Handler Trust Model (--on-message)

The --on-message handler is your own trusted code: the command string comes from your CLI invocation, and the incoming message is delivered only via the handler's stdin (never interpolated into the command line), so a peer's message cannot inject shell commands into the handler invocation itself.

What a peer's message can influence is whatever your handler does with that stdin. Treat the message body as untrusted input — the same way you'd treat any network payload:

  • Prompt injection is the main risk. If your handler feeds the message into an LLM prompt (e.g. m=$(cat); claude -p "...$m..."), a malicious peer can attempt to steer that model with embedded instructions. This is inherent to autonomous agent-to-agent chat — a remote agent's words become part of your agent's context.
  • Mitigate by least privilege: run the handler with the minimum tools/permissions it needs, sandbox file/network/exec access, and bound work with --max-turns and the handler timeout. Do not wire a peer's message straight into privileged actions.
  • A peer is whoever you accepted an invite from.
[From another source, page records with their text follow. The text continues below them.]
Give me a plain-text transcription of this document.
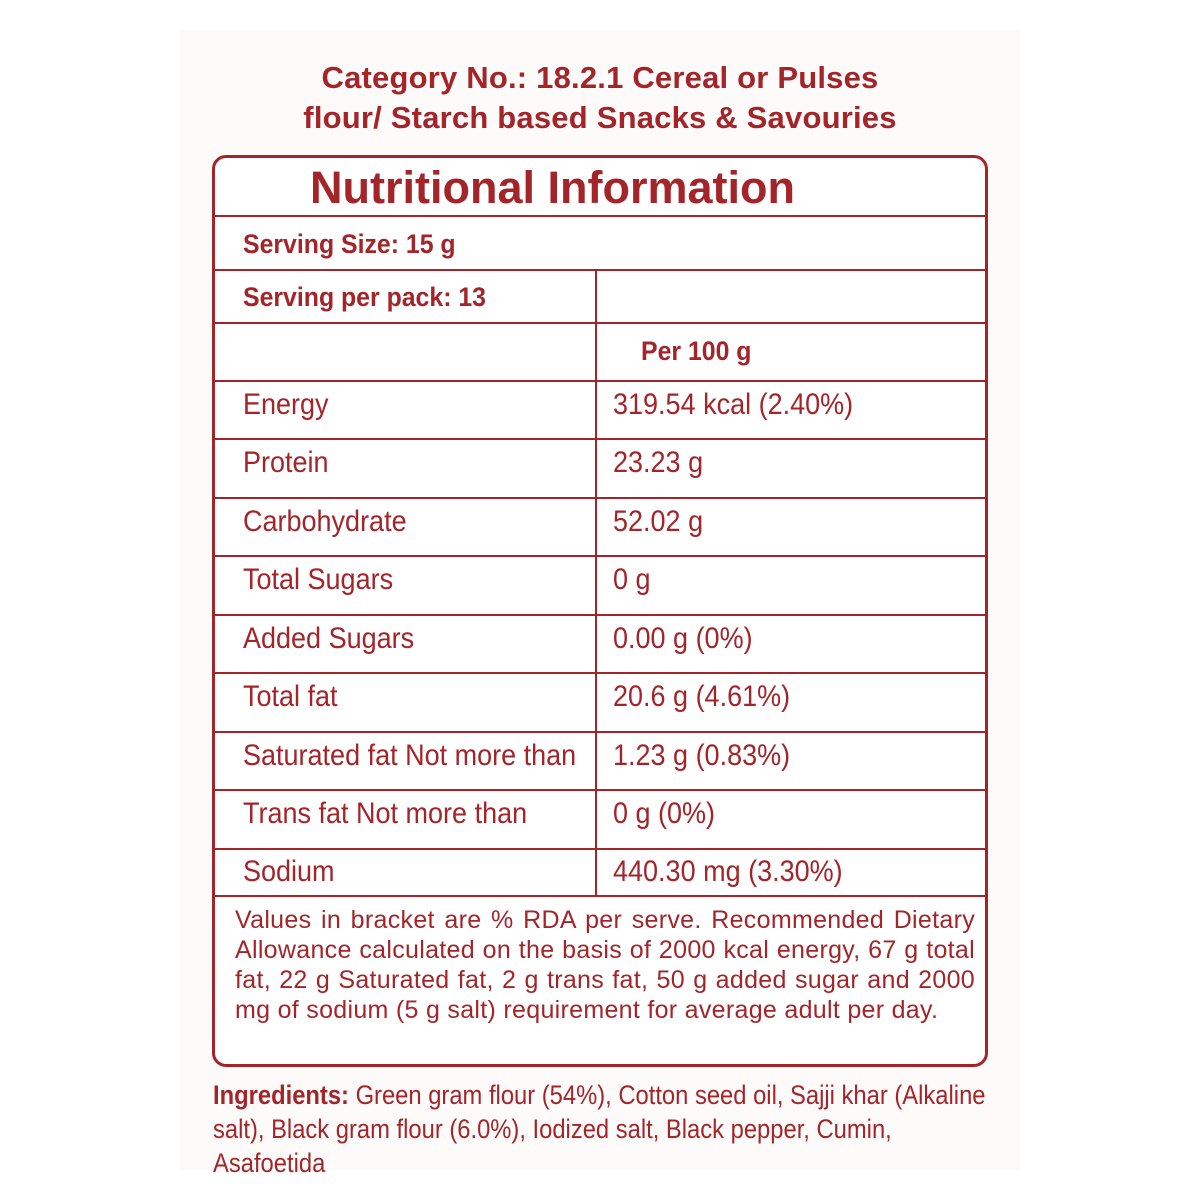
Category No.: 18.2.1 Cereal or Pulses
flour/ Starch based Snacks & Savouries
Nutritional Information
Serving Size: 15 g
Serving per pack: 13
Per 100 g
Energy	319.54 kcal (2.40%)
Protein	23.23 g
Carbohydrate	52.02 g
Total Sugars	0 g
Added Sugars	0.00 g (0%)
Total fat	20.6 g (4.61%)
Saturated fat Not more than 1.23 g (0.83%)
Trans fat Not more than	0 g (0%)
Sodium	440.30 mg (3.30%)
Values in bracket are % RDA per serve. Recommended Dietary Allowance calculated on the basis of 2000 kcal energy, 67 g total fat, 22 g Saturated fat, 2 g trans fat, 50 g added sugar and 2000 mg of sodium (5 g salt) requirement for average adult per day.
Ingredients: Green gram flour (54%), Cotton seed oil, Sajji khar (Alkaline salt), Black gram flour (6.0%), Iodized salt, Black pepper, Cumin, Asafoetida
Only chat with agents you would extend that trust to; an invite is a bidirectional trust decision.

Known Limitations

  • No forward secrecy for session tokens (HMAC-SHA256, not ephemeral)
  • Session tokens are stateless (HMAC-signed); revocation is achieved by rotating HMAC_SECRET without HMAC_SECRET_PREVIOUS, which invalidates all active tokens immediately
  • Rate limits are in-memory — reset on server restart; no distributed rate limiting
  • No IP allowlist / authentication at the cloudflared level
  • Out-of-order delivery buffer is bounded: max 100 skipped message keys per session, 5-minute TTL — messages skipped beyond that cannot be decrypted later
  • No protocol version negotiation: a peer can force v1 (no DH ratchet) on a v2-capable peer; both versions retain per-message forward secrecy
  • Message seq is a uint32 in the per-message KDF — it resets on every DH ratchet step, so wraparound is unreachable in practice

Vulnerability Reporting

Please report security issues to: homen3@gmail.com

Include:

  1. Description of the vulnerability
  2. Steps to reproduce
  3. Potential impact
  4. Any suggested mitigations

We aim to respond within 72 hours and disclose publicly after a fix is available.

Please do not open GitHub issues for security vulnerabilities.